Bias in pain assessment
Overall, the estimation of pain symptoms by healthcare experts is reported to be suboptimal. In most of the cases, diagnostic and treatment-planning decisions are influenced by formal and informal clinical judgments of a patient’s pain-related symptoms. Underestimation of pain may lead to improper pain management, enhanced patient suffering and delayed recovery. On the other hand, overestimation of pain can result in overtreatment and adverse iatrogenic consequences.43
Which scale will be suitable for clinical practice?
In OPD settings, it is preferable to use general multidimensional scales. If the functionality of the patient is a concern, it is advocated to use BPI. A review of the extensive cancer pain literature has concluded on the superiority of single-item VAS, VRS, and NRS, and none of the measures were found to be consistently superior.44 However, literature findings support the use of a VRS or NRS in elderly or in cognitively compromised subjects.

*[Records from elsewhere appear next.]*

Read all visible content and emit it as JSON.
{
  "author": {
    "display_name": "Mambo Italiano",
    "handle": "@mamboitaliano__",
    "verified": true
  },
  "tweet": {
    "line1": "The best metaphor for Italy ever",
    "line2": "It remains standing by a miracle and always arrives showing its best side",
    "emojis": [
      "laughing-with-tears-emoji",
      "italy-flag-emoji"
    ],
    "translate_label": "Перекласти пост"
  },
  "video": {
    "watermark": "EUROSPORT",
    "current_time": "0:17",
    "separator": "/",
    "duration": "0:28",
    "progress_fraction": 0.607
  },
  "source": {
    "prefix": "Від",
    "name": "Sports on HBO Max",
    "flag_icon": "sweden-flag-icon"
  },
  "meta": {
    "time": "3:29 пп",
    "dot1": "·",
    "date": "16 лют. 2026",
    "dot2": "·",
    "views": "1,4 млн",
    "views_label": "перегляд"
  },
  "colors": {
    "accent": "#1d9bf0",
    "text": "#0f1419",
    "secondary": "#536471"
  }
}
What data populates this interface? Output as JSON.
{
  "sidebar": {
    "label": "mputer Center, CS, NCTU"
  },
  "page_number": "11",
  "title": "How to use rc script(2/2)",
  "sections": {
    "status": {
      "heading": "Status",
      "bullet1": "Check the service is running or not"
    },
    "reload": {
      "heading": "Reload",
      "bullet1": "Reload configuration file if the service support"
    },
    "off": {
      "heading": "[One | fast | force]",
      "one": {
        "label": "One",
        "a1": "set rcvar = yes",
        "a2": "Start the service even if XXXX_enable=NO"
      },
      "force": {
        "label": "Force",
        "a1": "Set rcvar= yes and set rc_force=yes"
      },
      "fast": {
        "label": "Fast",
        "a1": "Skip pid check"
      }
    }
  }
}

If the patient has acute postoperative pain and did not have any previous episodes of chronic pain, the somatic portion of the experience plays a major role and use of the single dimension scales (e.g., VAS, NRS, VNS, and VDS) probably gives adequate information for treatment. However, if the patient has chronic pain or underwent surgery for an emotionally charged condition (e.g., cancer), the affective qualities of pain are likely the major determinants of the pain experience. Hence, it is necessary to address the multidimensional aspect of the pain, at least in a limited fashion. In an acute care setting, the questions should specifically focus on the following aspects of patients’ experience: pain, anxiety, depression, anger, fear, and interference with physical activity.

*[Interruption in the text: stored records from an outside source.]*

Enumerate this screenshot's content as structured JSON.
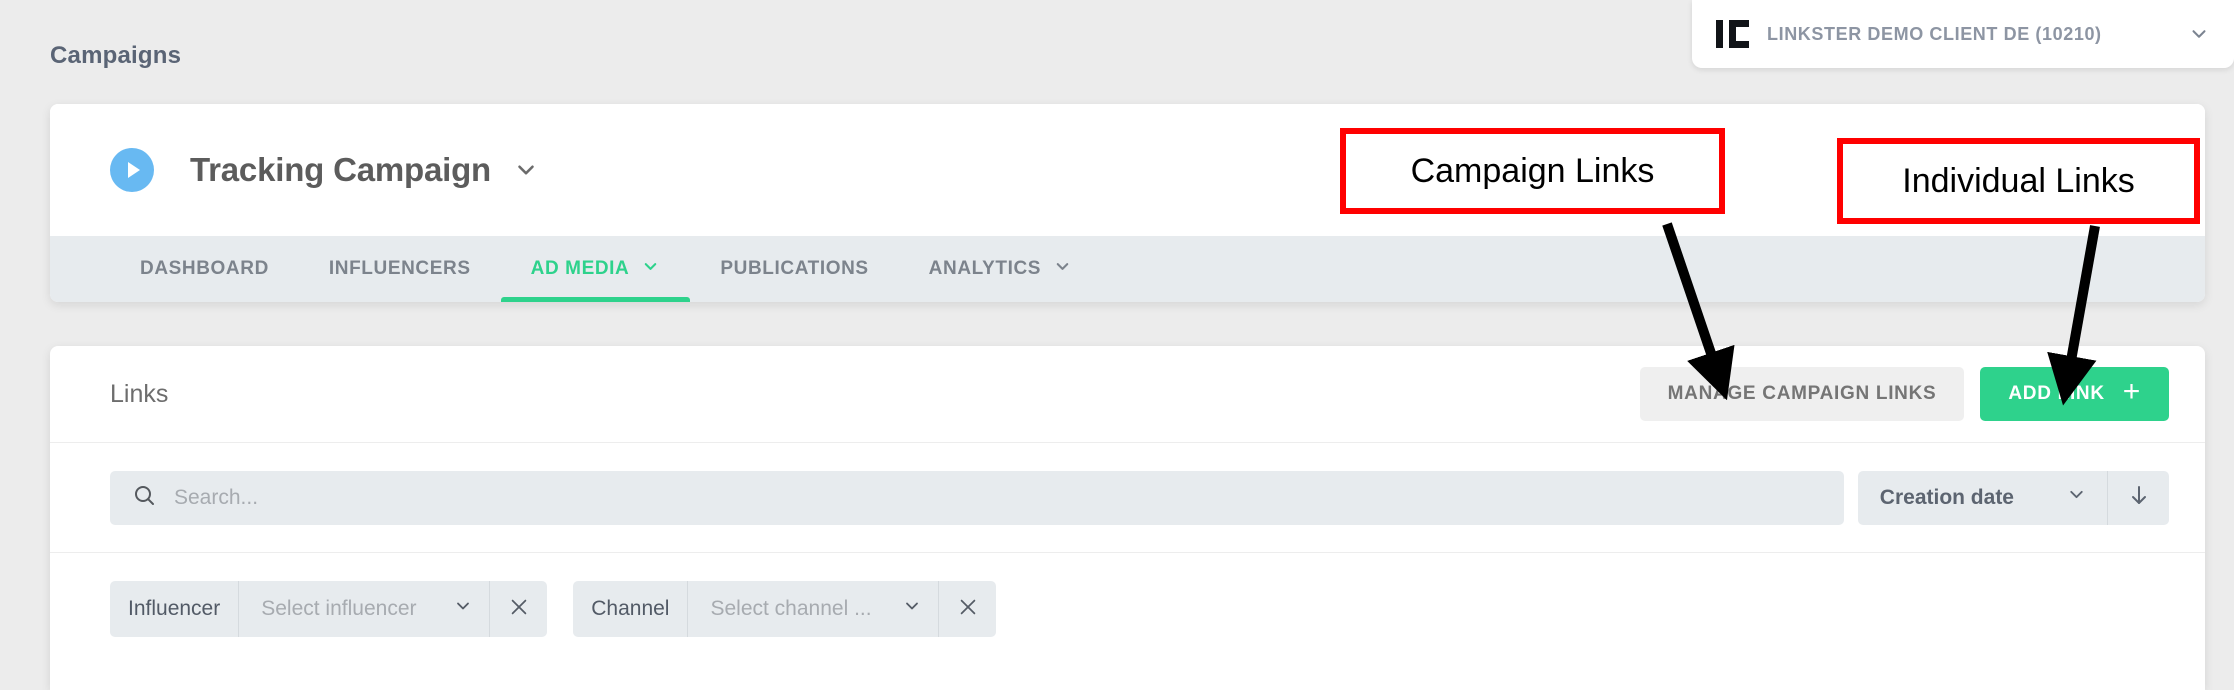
{
  "header": {
    "page_title": "Campaigns",
    "client": {
      "logo_icon": "ic-logo-icon",
      "name": "LINKSTER DEMO CLIENT DE (10210)",
      "caret_icon": "chevron-down-icon"
    }
  },
  "campaign": {
    "status_icon": "play-circle-icon",
    "title": "Tracking Campaign",
    "caret_icon": "chevron-down-icon",
    "tabs": [
      {
        "label": "DASHBOARD",
        "active": false,
        "has_caret": false
      },
      {
        "label": "INFLUENCERS",
        "active": false,
        "has_caret": false
      },
      {
        "label": "AD MEDIA",
        "active": true,
        "has_caret": true
      },
      {
        "label": "PUBLICATIONS",
        "active": false,
        "has_caret": false
      },
      {
        "label": "ANALYTICS",
        "active": false,
        "has_caret": true
      }
    ]
  },
  "links_panel": {
    "title": "Links",
    "manage_button": "MANAGE CAMPAIGN LINKS",
    "add_button": "ADD LINK",
    "add_button_icon": "plus-icon",
    "search": {
      "icon": "search-icon",
      "value": "",
      "placeholder": "Search..."
    },
    "sort": {
      "value": "Creation date",
      "caret_icon": "chevron-down-icon",
      "direction_icon": "arrow-down-icon"
    },
    "filters": [
      {
        "label": "Influencer",
        "placeholder": "Select influencer",
        "caret_icon": "chevron-down-icon",
        "clear_icon": "close-icon"
      },
      {
        "label": "Channel",
        "placeholder": "Select channel ...",
        "caret_icon": "chevron-down-icon",
        "clear_icon": "close-icon"
      }
    ]
  },
  "annotations": [
    {
      "id": "campaign-links",
      "text": "Campaign Links"
    },
    {
      "id": "individual-links",
      "text": "Individual Links"
    }
  ],
  "colors": {
    "accent_green": "#2ed28c",
    "annotation_red": "#ff0000",
    "status_blue": "#68b9f2",
    "page_bg": "#ececec",
    "tabbar_bg": "#e7ebee"
  }
}
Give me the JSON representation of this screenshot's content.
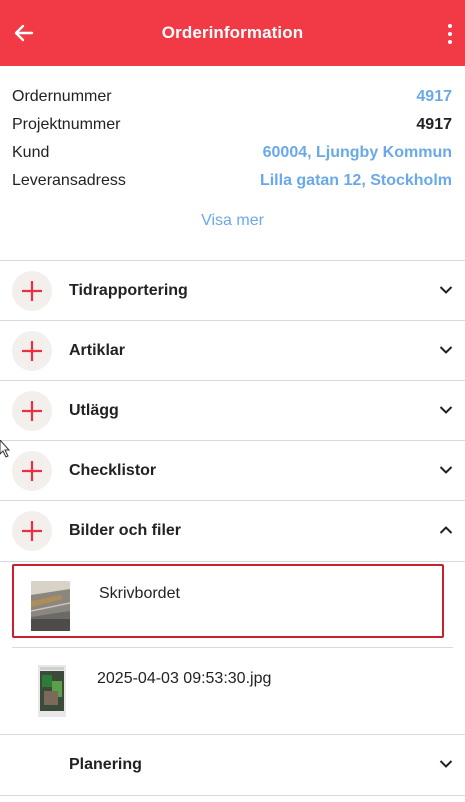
{
  "appbar": {
    "title": "Orderinformation",
    "back_icon": "arrow-left-icon",
    "menu_icon": "more-vertical-icon",
    "color": "#f23a46"
  },
  "order_info": {
    "rows": [
      {
        "label": "Ordernummer",
        "value": "4917"
      },
      {
        "label": "Projektnummer",
        "value": "4917"
      },
      {
        "label": "Kund",
        "value": "60004, Ljungby Kommun"
      },
      {
        "label": "Leveransadress",
        "value": "Lilla gatan 12,  Stockholm"
      }
    ],
    "show_more": "Visa mer",
    "link_color": "#6aa9e9"
  },
  "sections": [
    {
      "label": "Tidrapportering",
      "expanded": false
    },
    {
      "label": "Artiklar",
      "expanded": false
    },
    {
      "label": "Utlägg",
      "expanded": false
    },
    {
      "label": "Checklistor",
      "expanded": false
    },
    {
      "label": "Bilder och filer",
      "expanded": true
    }
  ],
  "files": [
    {
      "name": "Skrivbordet",
      "selected": true
    },
    {
      "name": "2025-04-03 09:53:30.jpg",
      "selected": false
    }
  ],
  "planning": {
    "label": "Planering",
    "expanded": false
  }
}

Use of the single dimension scales to track the change in a patient’s pain rating over time or after an intervention is often more helpful than trying to use them to measure an absolute level of pain at a given point of time.
Conclusion
Pain is a subjective experience. Though a wide array of valid and reliable measurement tools is available, there is no specific objective measure for pain. A minimum of one self-report measure should be considered as a part of any assessment of pain, and it is recommended to use either multiple measures or a multidimensional measure of pain. The clinician should be aware of the limitations of the measures. In addition, sound clinical judgment and understanding the patient’s discomforts plays a paramount role in pain management.
Key points
· The experience of pain is subjective, private, and internal.
· Though there is currently no ‘objective’ measure of pain, a number of self-report pain assessment tools have proven to be valid and reliable.

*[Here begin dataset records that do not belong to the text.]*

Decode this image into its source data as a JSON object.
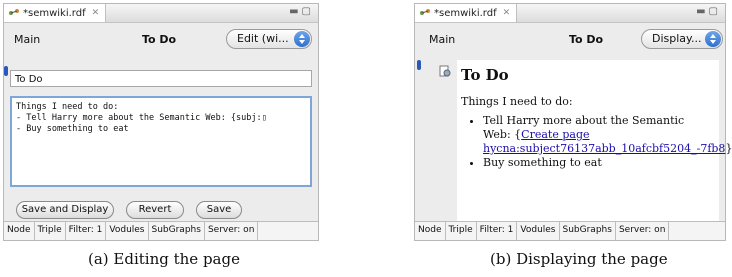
{
  "editing": {
    "tab_title": "*semwiki.rdf",
    "main_label": "Main",
    "page_title": "To Do",
    "mode_select": "Edit (wi...",
    "title_field_value": "To Do",
    "editor_text": "Things I need to do:\n- Tell Harry more about the Semantic Web: {subj:▯\n- Buy something to eat",
    "buttons": {
      "save_display": "Save and Display",
      "revert": "Revert",
      "save": "Save"
    },
    "bottom_tabs": [
      "Node",
      "Triple",
      "Filter: 1",
      "Vodules",
      "SubGraphs",
      "Server: on"
    ],
    "caption": "(a) Editing the page"
  },
  "displaying": {
    "tab_title": "*semwiki.rdf",
    "main_label": "Main",
    "page_title": "To Do",
    "mode_select": "Display...",
    "heading": "To Do",
    "intro": "Things I need to do:",
    "item1_text": "Tell Harry more about the Semantic Web:",
    "item1_open_brace": "{",
    "item1_link": "Create page hycna:subject76137abb_10afcbf5204_-7fb8",
    "item1_close_brace": "}",
    "item2_text": "Buy something to eat",
    "bottom_tabs": [
      "Node",
      "Triple",
      "Filter: 1",
      "Vodules",
      "SubGraphs",
      "Server: on"
    ],
    "caption": "(b) Displaying the page"
  },
  "colors": {
    "accent_blue": "#2f6fd0",
    "link": "#1a0dab",
    "panel_bg": "#ececec"
  }
}
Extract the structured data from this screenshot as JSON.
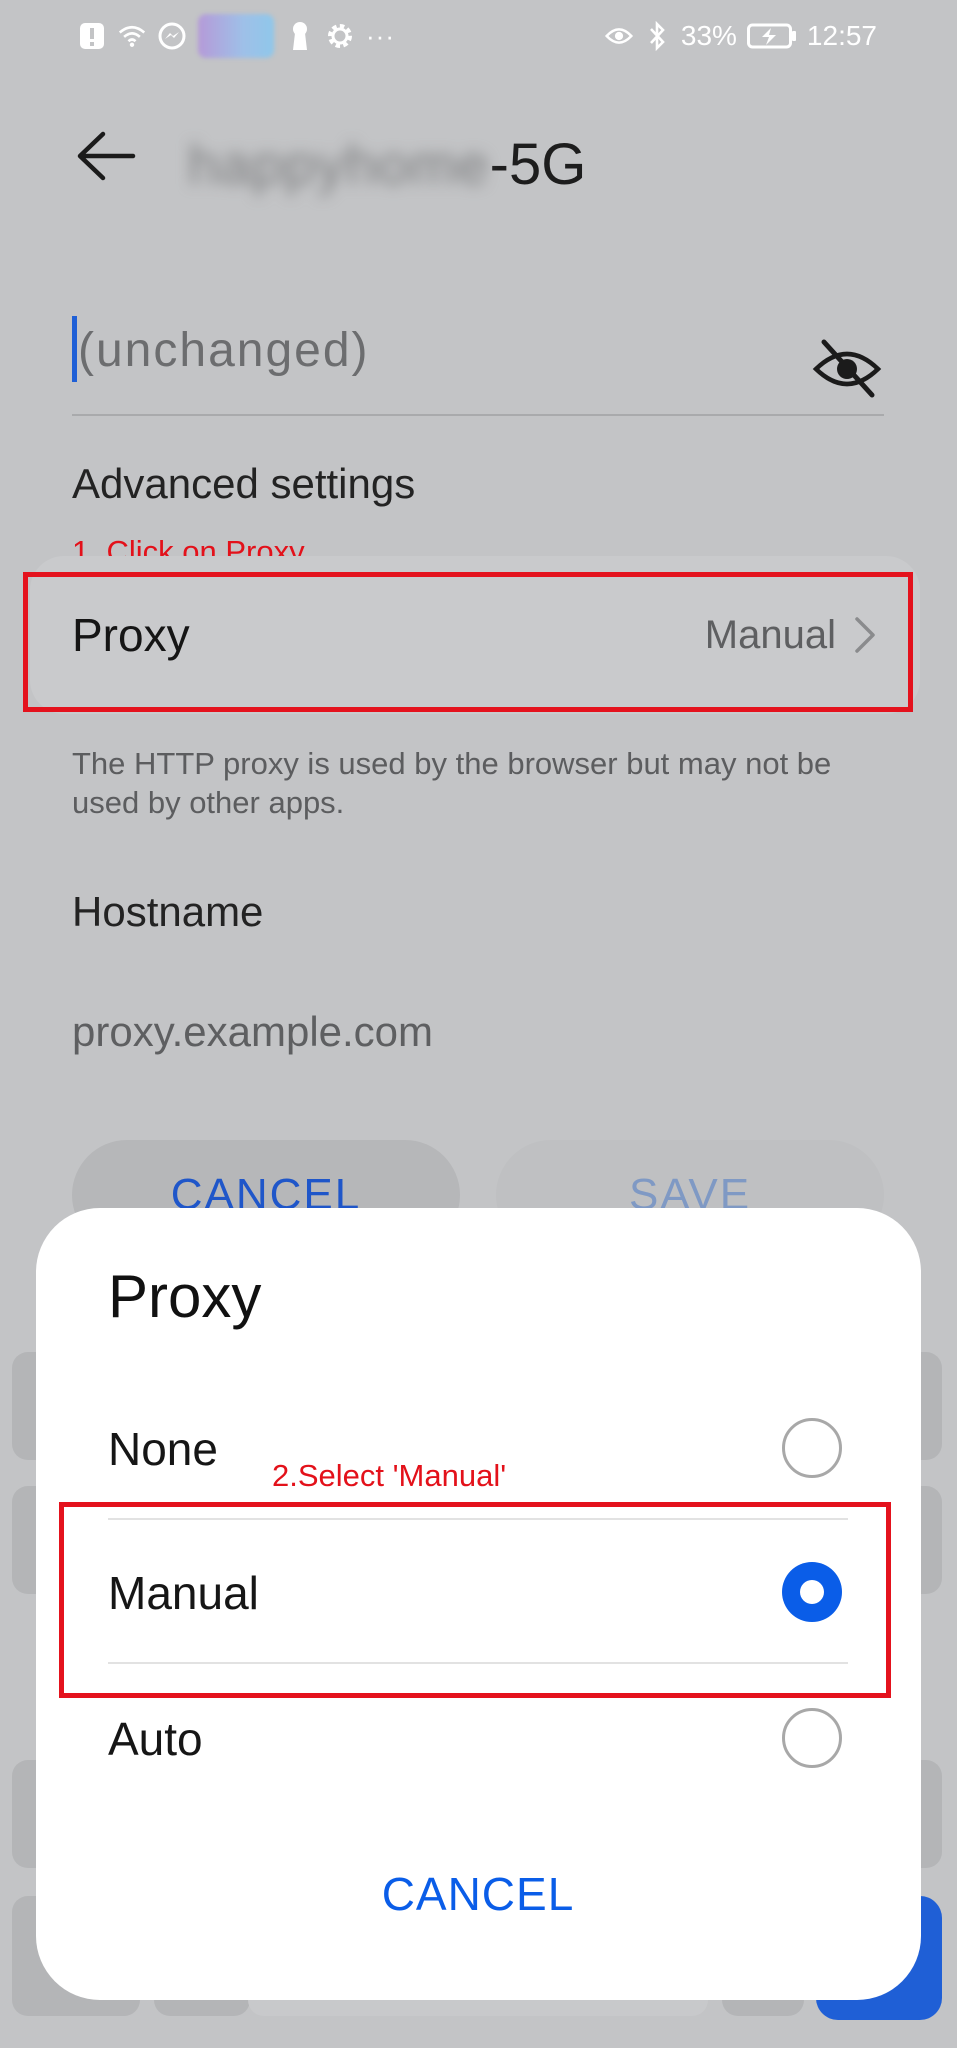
{
  "status_bar": {
    "battery": "33%",
    "time": "12:57",
    "more": "···"
  },
  "header": {
    "ssid_blurred": "happyhome",
    "ssid_suffix": "-5G"
  },
  "password": {
    "placeholder": "(unchanged)"
  },
  "advanced": {
    "title": "Advanced settings",
    "proxy_label": "Proxy",
    "proxy_value": "Manual",
    "help": "The HTTP proxy is used by the browser but may not be used by other apps.",
    "hostname_label": "Hostname",
    "hostname_value": "proxy.example.com",
    "cancel_label": "CANCEL",
    "save_label": "SAVE"
  },
  "annotations": {
    "step1": "1. Click on Proxy",
    "step2": "2.Select 'Manual'"
  },
  "dialog": {
    "title": "Proxy",
    "options": [
      {
        "label": "None",
        "selected": false
      },
      {
        "label": "Manual",
        "selected": true
      },
      {
        "label": "Auto",
        "selected": false
      }
    ],
    "cancel_label": "CANCEL"
  },
  "keyboard": {
    "partial_key": "?"
  },
  "colors": {
    "accent": "#0a5de8",
    "annotation": "#e4121d",
    "dim_background": "#c3c4c6"
  }
}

· Psychophysiology, behavioral, and functional neuroimaging-based assessment methods cannot be used as substitute for an individual’s self-reported pain experience.
· Biases in estimating a person’s pain are common, as healthcare providers tend to underestimate and under treat patients’ pain.
· Good history collection and examination are vital. We need to understand the limitations of these measurements, use sound clinical judgment and always listen to the patient.